Evelyn Kreider, 1914-2017
Evelyn Kreider was my grandmother. When she died earlier this month, she was 102 years old. She was a remarkable woman, a devoted listener to WVPE and possibly the most passionate critic, for good and ill, of my work on Michiana Chronicles. She will be missed.
One of the maxims that grandma lived by was that you should always strive to have friends who are older than you and friends who are younger than you. For as long as I knew her, she would spend time visiting the elderly, while also making connections with people half her age. The elderly became a funny concept with her. One day, she told the story of being at the bank when a middle-aged lady came in with a walker. Grandma held the door for her. The woman smiled and said, someday you’ll know what it’s like to be old. Grandma was probably twenty years her senior.
Age didn’t seem to matter with grandma. For instance, as far as I could tell, she was the first reisdent in her retirement community to get an iPad. We had got her going with email with WebTV - if you remember that service - but when the first model of the iPad came out, I suggested making the jump. Even with advancing arthritis, she gamely learned how to tap on icons, purchased a special keyboard, and delighted in using the Tennis App.

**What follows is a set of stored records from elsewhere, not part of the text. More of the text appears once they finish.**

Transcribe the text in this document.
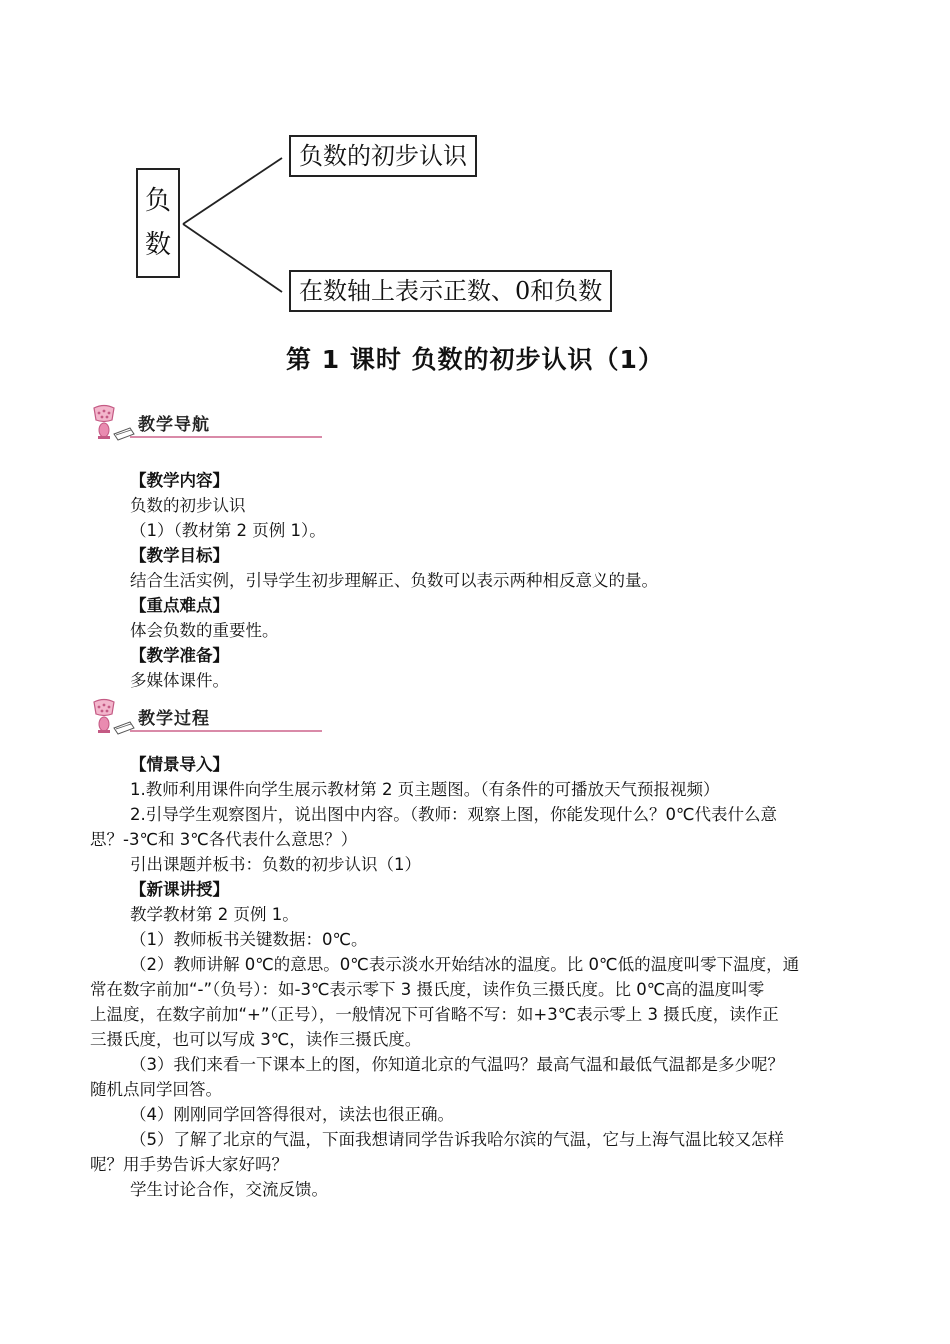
负
数
负数的初步认识
在数轴上表示正数、0和负数
第 1 课时 负数的初步认识（1）
教学导航
【教学内容】
负数的初步认识
（1）（教材第 2 页例 1）。
【教学目标】
结合生活实例，引导学生初步理解正、负数可以表示两种相反意义的量。
【重点难点】
体会负数的重要性。
【教学准备】
多媒体课件。
教学过程
【情景导入】
1.教师利用课件向学生展示教材第 2 页主题图。（有条件的可播放天气预报视频）
2.引导学生观察图片，说出图中内容。（教师：观察上图，你能发现什么？0℃代表什么意
思？-3℃和 3℃各代表什么意思？）
引出课题并板书：负数的初步认识（1）
【新课讲授】
教学教材第 2 页例 1。
（1）教师板书关键数据：0℃。
（2）教师讲解 0℃的意思。0℃表示淡水开始结冰的温度。比 0℃低的温度叫零下温度，通
常在数字前加“-”（负号）：如-3℃表示零下 3 摄氏度，读作负三摄氏度。比 0℃高的温度叫零
上温度，在数字前加“+”（正号），一般情况下可省略不写：如+3℃表示零上 3 摄氏度，读作正
三摄氏度，也可以写成 3℃，读作三摄氏度。
（3）我们来看一下课本上的图，你知道北京的气温吗？最高气温和最低气温都是多少呢？
随机点同学回答。
（4）刚刚同学回答得很对，读法也很正确。
（5）了解了北京的气温，下面我想请同学告诉我哈尔滨的气温，它与上海气温比较又怎样
呢？用手势告诉大家好吗？
学生讨论合作，交流反馈。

Yes, tennis. If there was one thing my grandmother loved almost as much as politics, it was tennis. Occasionally, just to check her blood pressure, I would suggest that Rafael Nadal was a great player. Cheeks flushed, she would retort that while Rafa had a decent enough ground game, she could never support a superstar who picked at his rear end during a match. By contrast, Roger Federer could do no wrong. Roger,with his perfect manners and bright white tennis outfit, was a perfect gentleman. Then there were the Williams sisters. Grandma kept mental track of every game Venus and Serena played. Whenever Serena won a tournament, I would phone grandma to congratulate her. In recent years, that gave us regular chances to catch up.
When grandma moved out of her apartment into nursing care, I inherited one precious item from her kitchen. A mug with the image of Barack Obama’s birth certificate and the slogan “Made in America.” Grandma was a fierce political activist. She volunteered at polling stations, wrote letters to members of congress, subscribed to the New York Times, and not infrequently took her campaigns to the streets. Over the years, I wondered whether she might draw her final breath in a snowstorm, holding a banner in front of the courthouse.
One of my favorite images of grandma is of her at the local gun shop. A friend once challenged her, saying: if you feel so strongly about gun control, why don’t you go meet with someone on the other side of the argument? So, hitching up her modest Mennonite habit, grandma pushed open the door of the gun store and introduced herself to the manager. I wonder what on earth that man thought of this spunky nonogenarian with so many questions - but he was by all accounts kind and courteous. And grandma made a friend. In this era of political division and the building of walls, I love the image of my grandma reaching out across a divide.
Last month, my daughter and I visited grandma in her room at the nursing home. When my daughter said she was moving to the big city next year, Grandma was quite concerned. Is it safe, she wondered.
Grandma, we exclaimed - how can you ask that? In 1939, on the eve of a world war, she was the adventurer who got on a passenger liner in New York and sailed to England to join her future husband. Those two twenty-somethings, Carl and Evelyn, were married that year in London, and then proceeded to take a trip across Europe. Right through Nazi controlled territory. Years later, she told us hair-raising stories of looking out of a hotel window in Vienna to see lines of soldiers marching through the streets. What’s worse, they ran out of money on that trip, and had to write home to the states for emergency funds. Is it safe, Grandma? When did that ever stop you?
Always try and have friends older and younger than you. Take time to help others. Talk to people you don’t agree with. Take risks. Work for peace. Evelyn Kreider’s funeral last week bore witness to her life, and all of us carry a small piece of her legacy with us. Don’t ask “is it safe?” – ask “is it right?”